God Behaving Badly 6

God Behaving Badly 6 June 6, 2011

Is the God of the Old Testament a legalist? David Lamb, in his excellent book, God Behaving Badly: Is the God of the Old Testament Angry, Sexist and Racist?, probes into this question by examining how the God of the Old Testament (and New Testament) is depicted when it comes to giving laws.

The caricatures abound, from H.L. Mencken’s view that a Puritan was someone who lived with the fear that someone out there might be happy, or the nuns on The Simpsons who are singing “if you’re happy and you know it, it’s a sin.” Laws are demands, and boring, and oppressive. So laws means legalism. [Actually, there are lots of folks saying things like this.]

How should we envision the God who gives laws? What terms come to mind?

David Lamb disarms this by saying the first two commands in the Bible are “have lots of sex” and “eat lots of food.” Read Genesis 1 and you’ll find just this. David also contends that it was Satan who first dreamed up the idea that God’s laws indicate that God is mean, stingy and legalistic. Read Genesis 3.

What struck me about this chp is the reminder that God is good and laws are given by a Good God for the good of God’s people. [He says we should not be asking why bad things happen to good people but why good things happen to bad people, and his point is that no one is good.]

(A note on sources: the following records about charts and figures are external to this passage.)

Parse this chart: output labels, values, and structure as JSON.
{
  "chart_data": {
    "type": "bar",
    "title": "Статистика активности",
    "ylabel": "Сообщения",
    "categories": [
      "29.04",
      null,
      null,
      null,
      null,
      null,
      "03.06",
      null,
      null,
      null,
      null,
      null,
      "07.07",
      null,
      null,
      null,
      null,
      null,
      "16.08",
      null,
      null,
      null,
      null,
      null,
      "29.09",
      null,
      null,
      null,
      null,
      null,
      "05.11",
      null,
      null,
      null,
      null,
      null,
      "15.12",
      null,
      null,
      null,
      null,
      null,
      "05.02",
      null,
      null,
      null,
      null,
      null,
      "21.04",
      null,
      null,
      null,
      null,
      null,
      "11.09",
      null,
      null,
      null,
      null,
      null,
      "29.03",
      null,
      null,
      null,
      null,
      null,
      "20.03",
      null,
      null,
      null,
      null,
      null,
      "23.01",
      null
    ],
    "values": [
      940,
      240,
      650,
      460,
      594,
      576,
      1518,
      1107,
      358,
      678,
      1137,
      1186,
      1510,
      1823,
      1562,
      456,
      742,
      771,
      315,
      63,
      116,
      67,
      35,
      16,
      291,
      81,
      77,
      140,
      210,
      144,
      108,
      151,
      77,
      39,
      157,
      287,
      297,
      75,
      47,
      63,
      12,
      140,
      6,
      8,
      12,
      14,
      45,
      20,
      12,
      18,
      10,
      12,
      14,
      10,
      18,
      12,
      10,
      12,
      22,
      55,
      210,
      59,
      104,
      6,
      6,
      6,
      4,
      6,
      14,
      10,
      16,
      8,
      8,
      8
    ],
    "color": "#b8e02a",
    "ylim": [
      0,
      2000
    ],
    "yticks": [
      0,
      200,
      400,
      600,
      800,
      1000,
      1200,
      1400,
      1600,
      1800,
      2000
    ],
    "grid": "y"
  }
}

He sketches the many laws, the random laws and the harsh laws — again observing that Mosaic laws (there are many) are not random or harsh but pointed into specific contexts and are redemptive in their time.

He brings up the notorious Numbers 15 text where a man is put to death for gathering kindling wood on the Sabbath. Again, the issue here is the sanctity of the Sabbath and the value of the Sabbath for YHWH. The problem, of course, is the seeming randomness of death … and that is where his previous points have value (at least they do for me): God is good, death is judgment, God is incredibly patient so that random death seem so arbitrary.

But this post is about legalism — God is good; God’s goodness is such that God reveals to us what God wants from us. Commands then are a sign of God’s goodness, not his oppressiveness (though many today think they are). Psalm 119 is the world of the Bible: a lengthy praise of God for giving us commands. David calls it “ordinance lust.”

His confession: “I’ve tried to live by the conviction that God is good, generous and gracious, and he gives commands not because he’s legalistic but because he wants to bless people and draw them closer into relationship with him” (134).